The National Center on Addiction and Substance Abuse at Columbia University (CASAColumbia), a leading national organization whose mission is to educate the public and improve the prevention and treatment of addiction, has partnered with Yale School of Medicine and Yale School of Public Health to form a new addiction research and policy center based in New Haven. The Yale–CASA center-of-excellence will expand critically important work to shape public policy, disseminate evidence-based practices, and educate families, providers, and policymakers.

It’s good news, and it was very smart of them to partner with Columbia, which has been one of the universities at the forefront on these issues. The ironic aspect of this is that they once had the premier alcohol research center in the country. This history is provided from the Rutgers Center of Alcohol Studies history page:

The Center of Alcohol Studies is the first interdisciplinary research center devoted to alcohol use and alcohol-related problems and treatment. Evolving in the late 1930s and 1940s at the Yale University Laboratory of Applied Physiology and Biodynamics, which was directed by Yale physician Howard W. Haggard, the Section on Alcohol Studies, headed by E.M. Jellinek, pursued studies of the effects of alcohol on the body, which broadened into a wide perspective of alcohol-related problems. The increasing demand for information about alcoholism led the Center to found the Summer School of Alcohol Studies in 1943. In 1944, the Center also began the Yale Plan Clinics, the first ever outpatient facilities for the treatment of alcoholism. The Yale Plan for Business and Industry, forerunner of current-day employee assistance programs, also began in the mid-1940s, in response to requests from business and industry having to cope with employment shortages during World War II. Another of Dr. Haggard’s contributions to the field was the founding of the Quarterly Journal of Studies on Alcohol in 1940. Today the Journal of Studies on Alcohol and Drugs remains a foremost journal in the field and is one of the top ten most cited substance-abuse journals.

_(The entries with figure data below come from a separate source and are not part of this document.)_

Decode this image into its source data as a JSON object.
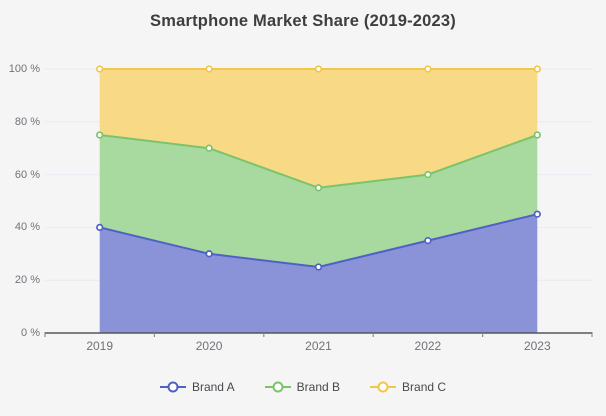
{
  "page": {
    "background_color": "#f5f5f6"
  },
  "chart_data": {
    "type": "area",
    "stacked": true,
    "title": "Smartphone Market Share (2019-2023)",
    "categories": [
      "2019",
      "2020",
      "2021",
      "2022",
      "2023"
    ],
    "series": [
      {
        "name": "Brand A",
        "values": [
          40,
          30,
          25,
          35,
          45
        ],
        "line_color": "#4f61c5",
        "fill_color": "#8a93d7"
      },
      {
        "name": "Brand B",
        "values": [
          35,
          40,
          30,
          25,
          30
        ],
        "line_color": "#7ac46c",
        "fill_color": "#a8d99f"
      },
      {
        "name": "Brand C",
        "values": [
          25,
          30,
          45,
          40,
          25
        ],
        "line_color": "#f2c649",
        "fill_color": "#f8d985"
      }
    ],
    "stacked_totals": {
      "brand_a_top": [
        40,
        30,
        25,
        35,
        45
      ],
      "brand_b_top": [
        75,
        70,
        55,
        60,
        75
      ],
      "brand_c_top": [
        100,
        100,
        100,
        100,
        100
      ]
    },
    "xlabel": "",
    "ylabel": "",
    "ylim": [
      0,
      100
    ],
    "ytick_step": 20,
    "yticklabels": [
      "0 %",
      "20 %",
      "40 %",
      "60 %",
      "80 %",
      "100 %"
    ],
    "grid": true,
    "legend_position": "bottom",
    "legend_labels": [
      "Brand A",
      "Brand B",
      "Brand C"
    ],
    "axis_color": "#54565c",
    "tick_color": "#8b8e93",
    "grid_color": "#e7ebf2",
    "label_color": "#6f7277",
    "marker_fill": "#ffffff"
  }
}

The Center of Alcohol Studies was the leader of the movement to recognize alcoholism as a major public health problem and to have the American Medical Association accept alcoholism as a treatable illness, a policy it formally adopted in the 1950s.

And then in 1962 the Center of Alcohol Studies left Yale and moved to Rutgers. Over the last 17 years, multiple sources have told me that by the early 1960’s Yale had decided that it was beneath them to be in Alcohol Studies. Fortunately, my alma mater was willing to adopt it (full disclosure: I took courses at the Summer School of Alcohol Studies from 1998 through 2007 and I began working there as an instructor in 2008. This summer, I will teach two courses there).

I am glad that Yale made such an egregious error all of those years ago, because the Center of Alcohol Studies (CAS) helped shape the course of my career. Back in 1998, Gail Milgrim (who was in the middle of a 30-year run as the Director of the Education and Training Program), gave me a scholarship to attend the summer school and said, “I think you’d be good in this field.” It hasn’t only helped me though – thousands upon thousands of professionals have been trained by their faculty and CAS is the acknowledged leader in the alcohol research field.

Yale has finally seen the error of their ways. Kudos.